Ayyam Gallery Dubai, (11, Alserkal Avenue) presents Collapse, the solo exhibition of Sama Alshaibi. Featuring a diverse range of work spanning several years of her artistic career, the exhibition highlights Alshaibi’s conceptual approach to photography and the layered and collapsing signs that are integral to her distinctive aesthetic, particularly her use of the body as a metaphor for spatial and temporal transgressions. In addition to outlining Alshaibi’s intricate sense of formalism, the photographs, installations, and videos of Collapse indicate the underlying themes that have shaped an ongoing narrative in her work, as the artist traces the consequences of war, the psychic effects of forced migration, and the ecological crises that have resulted from such manmade disasters.
Several of Alshaibi’s photo-based projects are included in the exhibition, allowing the viewer to travel through a series of performances. By positioning her body, or that of another model, as an image that measures the psychological content of a scene, Alshaibi symbolically gestures to conditions that obstruct physical movement and suspend the imagination, forcing figures to navigate the unseen yet palpable obstacles of fraught spaces.

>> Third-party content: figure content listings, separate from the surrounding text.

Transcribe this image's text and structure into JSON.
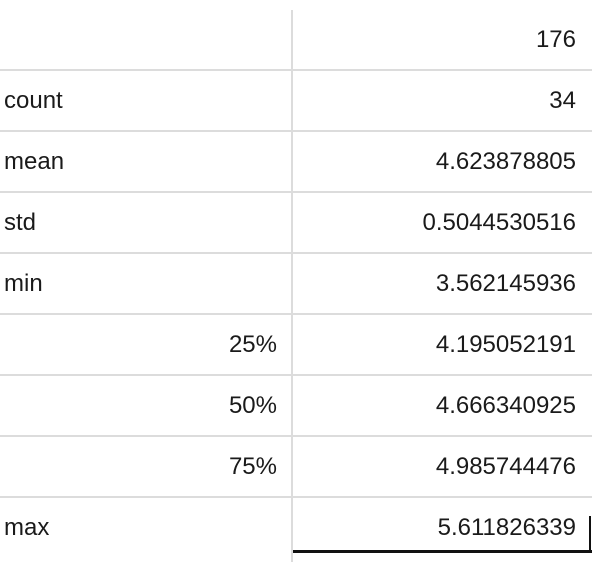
{
  "table": {
    "header": {
      "label": "",
      "value": "176"
    },
    "rows": [
      {
        "label": "count",
        "value": "34"
      },
      {
        "label": "mean",
        "value": "4.623878805"
      },
      {
        "label": "std",
        "value": "0.5044530516"
      },
      {
        "label": "min",
        "value": "3.562145936"
      },
      {
        "label": "25%",
        "value": "4.195052191"
      },
      {
        "label": "50%",
        "value": "4.666340925"
      },
      {
        "label": "75%",
        "value": "4.985744476"
      },
      {
        "label": "max",
        "value": "5.611826339"
      }
    ]
  }
}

A centerpiece of Collapse is the multimedia series Silsila, which was first shown as part of the Maldives pavilion of the 2013 Venice Biennale. Depicting a journey that traces the footsteps of fourteenth-century Moroccan explorer Ibn Battuta, Alshaibi composes a chain of images that link the significant desert areas and shrinking bodies of water of the MENA region to the island nation of the Maldives, which is currently threatened by rising sea levels. Also inspired by the nomadic traditions of Bedouins, Alshaibi performs at each site, alluding to the processes of purification, transcendence, and renewal while signaling the mystical and historical continuity of these diverse environments.

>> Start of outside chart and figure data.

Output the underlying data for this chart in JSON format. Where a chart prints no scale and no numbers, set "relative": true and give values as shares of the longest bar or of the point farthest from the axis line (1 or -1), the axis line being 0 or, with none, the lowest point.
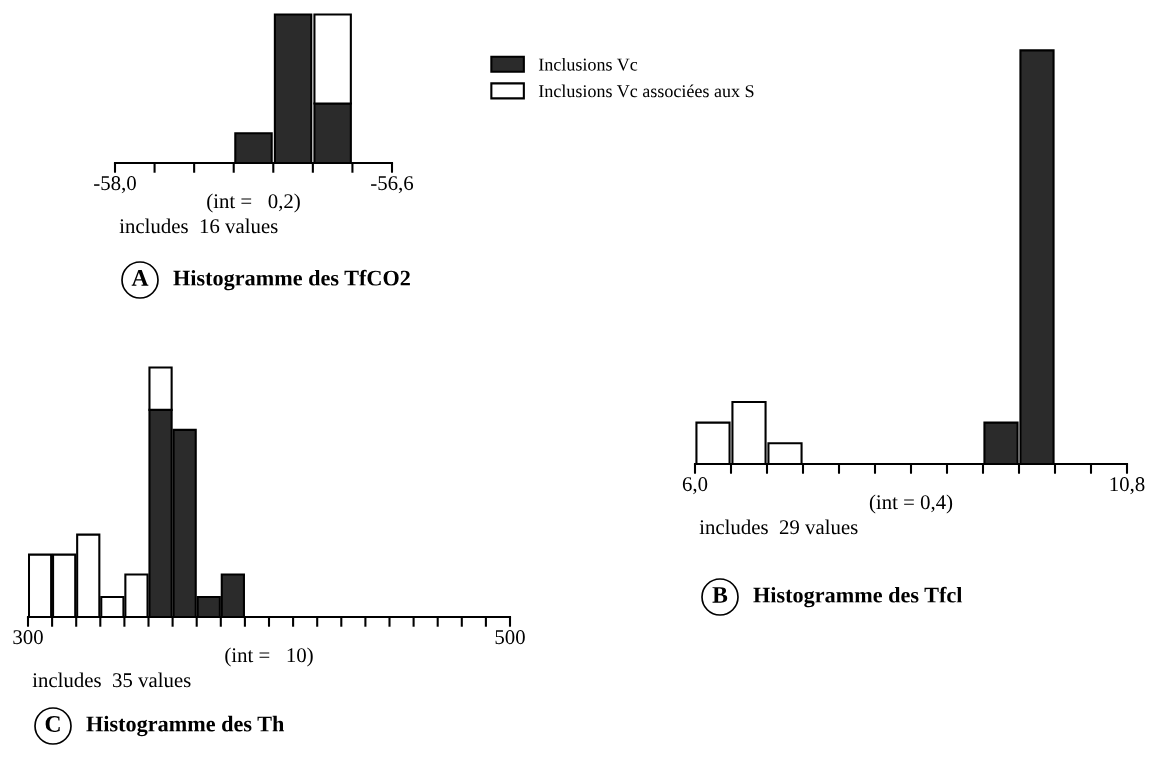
{
  "chart_data": [
    {
      "type": "bar",
      "title": "Histogramme des TfCO2",
      "relative": true,
      "stacked": true,
      "legend": "right",
      "x": [
        -57.3,
        -57.1,
        -56.9
      ],
      "xlim": [
        -58.0,
        -56.6
      ],
      "xticks": [
        {
          "value": -58.0,
          "label": "-58,0"
        },
        {
          "value": -57.8,
          "label": null
        },
        {
          "value": -57.6,
          "label": null
        },
        {
          "value": -57.4,
          "label": null
        },
        {
          "value": -57.2,
          "label": null
        },
        {
          "value": -57.0,
          "label": null
        },
        {
          "value": -56.8,
          "label": null
        },
        {
          "value": -56.6,
          "label": "-56,6"
        }
      ],
      "annotations": [
        "(int =   0,2)",
        "includes  16 values",
        "A"
      ],
      "series": [
        {
          "name": "Inclusions Vc",
          "color": "#2b2b2b",
          "values": [
            0.2,
            1,
            0.4
          ]
        },
        {
          "name": "Inclusions Vc associées aux S",
          "color": "#ffffff",
          "values": [
            0,
            0,
            0.6
          ]
        }
      ]
    },
    {
      "type": "bar",
      "title": "Histogramme des Tfcl",
      "relative": true,
      "stacked": true,
      "x": [
        6.2,
        6.6,
        7.0,
        9.4,
        9.8
      ],
      "xlim": [
        6.0,
        10.8
      ],
      "xticks": [
        {
          "value": 6.0,
          "label": "6,0"
        },
        {
          "value": 6.4,
          "label": null
        },
        {
          "value": 6.8,
          "label": null
        },
        {
          "value": 7.2,
          "label": null
        },
        {
          "value": 7.6,
          "label": null
        },
        {
          "value": 8.0,
          "label": null
        },
        {
          "value": 8.4,
          "label": null
        },
        {
          "value": 8.8,
          "label": null
        },
        {
          "value": 9.2,
          "label": null
        },
        {
          "value": 9.6,
          "label": null
        },
        {
          "value": 10.0,
          "label": null
        },
        {
          "value": 10.4,
          "label": null
        },
        {
          "value": 10.8,
          "label": "10,8"
        }
      ],
      "annotations": [
        "(int = 0,4)",
        "includes  29 values",
        "B"
      ],
      "series": [
        {
          "color": "#2b2b2b",
          "values": [
            0,
            0,
            0,
            0.1,
            1
          ]
        },
        {
          "color": "#ffffff",
          "values": [
            0.1,
            0.15,
            0.05,
            0,
            0
          ]
        }
      ]
    },
    {
      "type": "bar",
      "title": "Histogramme des Th",
      "relative": true,
      "stacked": true,
      "x": [
        305,
        315,
        325,
        335,
        345,
        355,
        365,
        375,
        385
      ],
      "xlim": [
        300,
        500
      ],
      "xticks": [
        300,
        {
          "value": 310,
          "label": null
        },
        {
          "value": 320,
          "label": null
        },
        {
          "value": 330,
          "label": null
        },
        {
          "value": 340,
          "label": null
        },
        {
          "value": 350,
          "label": null
        },
        {
          "value": 360,
          "label": null
        },
        {
          "value": 370,
          "label": null
        },
        {
          "value": 380,
          "label": null
        },
        {
          "value": 390,
          "label": null
        },
        {
          "value": 400,
          "label": null
        },
        {
          "value": 410,
          "label": null
        },
        {
          "value": 420,
          "label": null
        },
        {
          "value": 430,
          "label": null
        },
        {
          "value": 440,
          "label": null
        },
        {
          "value": 450,
          "label": null
        },
        {
          "value": 460,
          "label": null
        },
        {
          "value": 470,
          "label": null
        },
        {
          "value": 480,
          "label": null
        },
        {
          "value": 490,
          "label": null
        },
        500
      ],
      "annotations": [
        "(int =   10)",
        "includes  35 values",
        "C"
      ],
      "series": [
        {
          "color": "#2b2b2b",
          "values": [
            0,
            0,
            0,
            0,
            0,
            0.83,
            0.75,
            0.08,
            0.17
          ]
        },
        {
          "color": "#ffffff",
          "values": [
            0.25,
            0.25,
            0.33,
            0.08,
            0.17,
            0.17,
            0,
            0,
            0
          ]
        }
      ]
    }
  ]
}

The title work of the exhibition is a split channel video that invokes the collapse of social structures as different forces struggle for power and humankind disregards the intensifying destruction of the environment. Narrated by the melancholic and foreboding sounds of a child’s violin, Collapse (2013-14) describes the loss of our most essential source of sustenance while we remain focused on momentary dominance, collectively headed towards disaster.

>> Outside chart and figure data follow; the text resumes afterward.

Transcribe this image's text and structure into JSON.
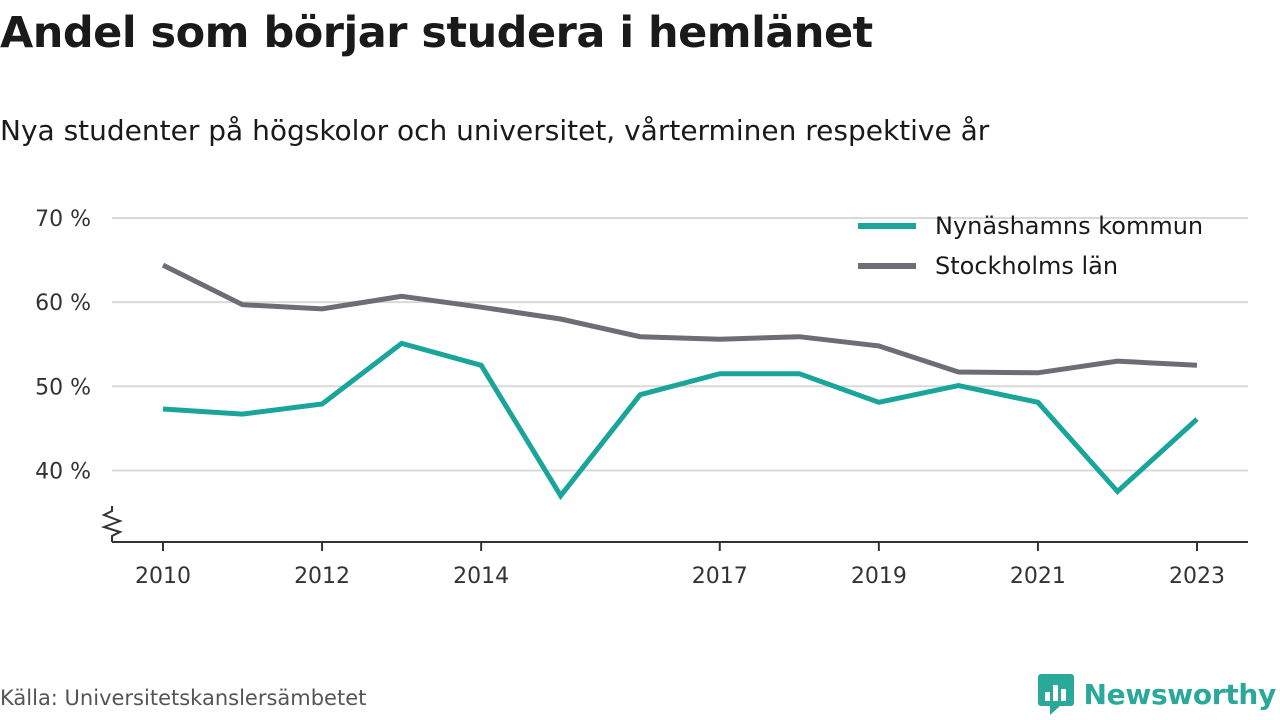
{
  "title": "Andel som börjar studera i hemlänet",
  "subtitle": "Nya studenter på högskolor och universitet, vårterminen respektive år",
  "source": "Källa: Universitetskanslersämbetet",
  "brand": {
    "name": "Newsworthy",
    "icon": "newsworthy-logo-icon",
    "color": "#2aa89a"
  },
  "chart_data": {
    "type": "line",
    "title": "Andel som börjar studera i hemlänet",
    "subtitle": "Nya studenter på högskolor och universitet, vårterminen respektive år",
    "xlabel": "",
    "ylabel": "",
    "x": [
      2010,
      2011,
      2012,
      2013,
      2014,
      2015,
      2016,
      2017,
      2018,
      2019,
      2020,
      2021,
      2022,
      2023
    ],
    "x_ticks": [
      "2010",
      "2012",
      "2014",
      "2017",
      "2019",
      "2021",
      "2023"
    ],
    "y_ticks": [
      "40 %",
      "50 %",
      "60 %",
      "70 %"
    ],
    "ylim": [
      31.5,
      70
    ],
    "xlim": [
      2010,
      2023
    ],
    "grid": true,
    "y_axis_break": true,
    "legend_position": "top-right",
    "series": [
      {
        "name": "Nynäshamns kommun",
        "color": "#1aa59a",
        "values": [
          47.3,
          46.7,
          47.9,
          55.1,
          52.5,
          37.0,
          49.0,
          51.5,
          51.5,
          48.1,
          50.1,
          48.1,
          37.5,
          46.1
        ]
      },
      {
        "name": "Stockholms län",
        "color": "#6e6d75",
        "values": [
          64.4,
          59.7,
          59.2,
          60.7,
          59.4,
          58.0,
          55.9,
          55.6,
          55.9,
          54.8,
          51.7,
          51.6,
          53.0,
          52.5
        ]
      }
    ]
  }
}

As a sort of epilogue to the Silsila series and Collapse, Alshaibi’s newly created multimedia installation Exodus (2015) confirms her earlier predictions of impending widespread crises. Inspired by the recent mass migration resulting from overlapping conflicts in North Africa and West Asia, the large-scale installation maps the delicate nature of human life as communities and lands are torn apart by violence. The colony collapse of honeybees that serves as a disquieting metaphor in Collapse reappears in the detailed image of a bee’s magnified wings, which is realised in the form of a sculptural object. Between the mosaic veins of each wing are video images that describe the trails of refugees that are now etching new migratory patterns across the world as other environments are left burning.